Beetroots are a unique source of phytonutrients called betalains.
Betanin (the pigment that gives beetroot its colour) and vulgaxanthin are the two best-studied betalains from beetroot, and both have been shown to provide antioxidant, anti-inflammatory, and detoxification support.
Betalains undergo very steady loss from food as the length of cooking time is increased. For these reasons cook wisely and keep beetroot steaming times to 15 minutes or less, and roasting times under an hour.
Beetroot provides soluble fibre to promote regularity for a healthy digestive tract, magnesium, iron, vitamins A, B6 and C, folic acid, antioxidants which help protect the body from the traumas of daily life and support the immune system.

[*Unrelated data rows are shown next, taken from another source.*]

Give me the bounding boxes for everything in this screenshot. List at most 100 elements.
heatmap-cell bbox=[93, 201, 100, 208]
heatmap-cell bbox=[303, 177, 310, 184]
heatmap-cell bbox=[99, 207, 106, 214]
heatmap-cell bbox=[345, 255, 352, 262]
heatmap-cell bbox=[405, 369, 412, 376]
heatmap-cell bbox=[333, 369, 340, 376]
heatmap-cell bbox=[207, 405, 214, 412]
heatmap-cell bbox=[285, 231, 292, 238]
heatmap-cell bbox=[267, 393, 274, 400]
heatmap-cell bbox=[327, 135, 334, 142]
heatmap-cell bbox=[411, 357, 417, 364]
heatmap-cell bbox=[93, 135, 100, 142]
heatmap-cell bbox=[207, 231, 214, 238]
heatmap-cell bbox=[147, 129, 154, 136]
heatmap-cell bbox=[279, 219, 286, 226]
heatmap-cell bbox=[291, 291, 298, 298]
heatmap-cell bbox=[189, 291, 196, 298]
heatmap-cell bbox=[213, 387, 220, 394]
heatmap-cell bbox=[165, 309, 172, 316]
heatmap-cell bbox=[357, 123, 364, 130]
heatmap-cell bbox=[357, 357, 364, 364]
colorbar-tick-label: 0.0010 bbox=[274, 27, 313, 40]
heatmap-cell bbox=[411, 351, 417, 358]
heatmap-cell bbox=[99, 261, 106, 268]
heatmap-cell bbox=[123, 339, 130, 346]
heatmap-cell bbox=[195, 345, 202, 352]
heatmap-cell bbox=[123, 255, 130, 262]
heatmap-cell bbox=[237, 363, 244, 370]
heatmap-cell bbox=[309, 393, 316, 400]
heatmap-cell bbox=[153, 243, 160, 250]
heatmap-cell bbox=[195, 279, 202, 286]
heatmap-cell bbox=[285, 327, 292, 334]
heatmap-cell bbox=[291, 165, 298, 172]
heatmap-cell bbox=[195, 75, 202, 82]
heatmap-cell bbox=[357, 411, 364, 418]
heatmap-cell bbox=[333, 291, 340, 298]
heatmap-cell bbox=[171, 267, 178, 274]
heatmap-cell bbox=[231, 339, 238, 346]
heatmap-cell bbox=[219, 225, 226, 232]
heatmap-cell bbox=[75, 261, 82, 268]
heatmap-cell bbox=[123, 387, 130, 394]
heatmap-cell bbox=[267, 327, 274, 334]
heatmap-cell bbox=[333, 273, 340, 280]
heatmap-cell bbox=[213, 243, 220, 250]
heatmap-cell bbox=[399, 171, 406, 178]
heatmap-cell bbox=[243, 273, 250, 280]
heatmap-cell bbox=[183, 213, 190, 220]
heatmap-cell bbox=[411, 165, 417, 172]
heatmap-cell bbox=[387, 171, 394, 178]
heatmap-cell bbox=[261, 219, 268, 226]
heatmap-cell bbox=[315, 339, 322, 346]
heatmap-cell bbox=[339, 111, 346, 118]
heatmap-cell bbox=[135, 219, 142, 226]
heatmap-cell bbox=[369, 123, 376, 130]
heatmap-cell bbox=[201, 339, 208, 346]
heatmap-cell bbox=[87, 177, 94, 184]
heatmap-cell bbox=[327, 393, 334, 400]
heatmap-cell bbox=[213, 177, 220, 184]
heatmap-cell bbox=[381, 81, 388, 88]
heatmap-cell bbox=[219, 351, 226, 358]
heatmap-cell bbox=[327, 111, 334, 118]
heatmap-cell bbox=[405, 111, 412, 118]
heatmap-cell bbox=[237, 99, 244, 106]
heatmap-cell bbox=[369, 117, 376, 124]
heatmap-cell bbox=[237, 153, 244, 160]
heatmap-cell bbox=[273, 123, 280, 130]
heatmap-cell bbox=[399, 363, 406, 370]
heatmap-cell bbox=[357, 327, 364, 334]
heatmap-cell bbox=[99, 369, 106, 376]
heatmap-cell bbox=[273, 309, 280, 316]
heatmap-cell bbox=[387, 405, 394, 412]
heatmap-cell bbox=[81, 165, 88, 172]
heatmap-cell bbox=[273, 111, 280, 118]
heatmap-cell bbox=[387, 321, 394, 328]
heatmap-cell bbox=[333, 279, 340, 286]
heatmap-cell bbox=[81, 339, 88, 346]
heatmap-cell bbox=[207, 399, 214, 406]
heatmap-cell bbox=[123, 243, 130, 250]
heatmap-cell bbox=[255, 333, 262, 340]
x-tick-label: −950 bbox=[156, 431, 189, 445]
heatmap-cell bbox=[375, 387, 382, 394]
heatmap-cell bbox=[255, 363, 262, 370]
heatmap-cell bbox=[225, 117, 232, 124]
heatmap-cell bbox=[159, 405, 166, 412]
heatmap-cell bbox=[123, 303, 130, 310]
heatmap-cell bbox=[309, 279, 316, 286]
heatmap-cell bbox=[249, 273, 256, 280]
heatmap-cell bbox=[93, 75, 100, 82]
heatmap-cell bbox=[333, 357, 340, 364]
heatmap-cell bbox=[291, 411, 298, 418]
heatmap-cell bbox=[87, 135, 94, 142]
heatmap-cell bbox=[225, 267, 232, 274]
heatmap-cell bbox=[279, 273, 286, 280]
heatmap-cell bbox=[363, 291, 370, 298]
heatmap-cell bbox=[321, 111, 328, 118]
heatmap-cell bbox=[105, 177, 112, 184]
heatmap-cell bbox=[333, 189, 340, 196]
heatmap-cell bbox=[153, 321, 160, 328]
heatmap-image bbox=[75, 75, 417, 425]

Beetroot contains high levels of NITRATE, which is naturally found in soil and absorbed by vegetables through the roots. Nitrate has been found to widen blood vessels and lower blood pressure.
If you’re lucky enough to get beetroots with their leaves, remove them, keep them and use them like spinach – they taste amazing.
Beetroot is sadly misunderstood! It is one of those vegetables that many people find unattractive and uninspiring but its lovers know of its earthy and subtle but distinctive flavour.
When most people think about beetroot, they think of either Borsch (part of our cultural DNA) or big vinegary chunks from a jar.
However, there are many, many more exciting ways to redeem beetroot in your cooking.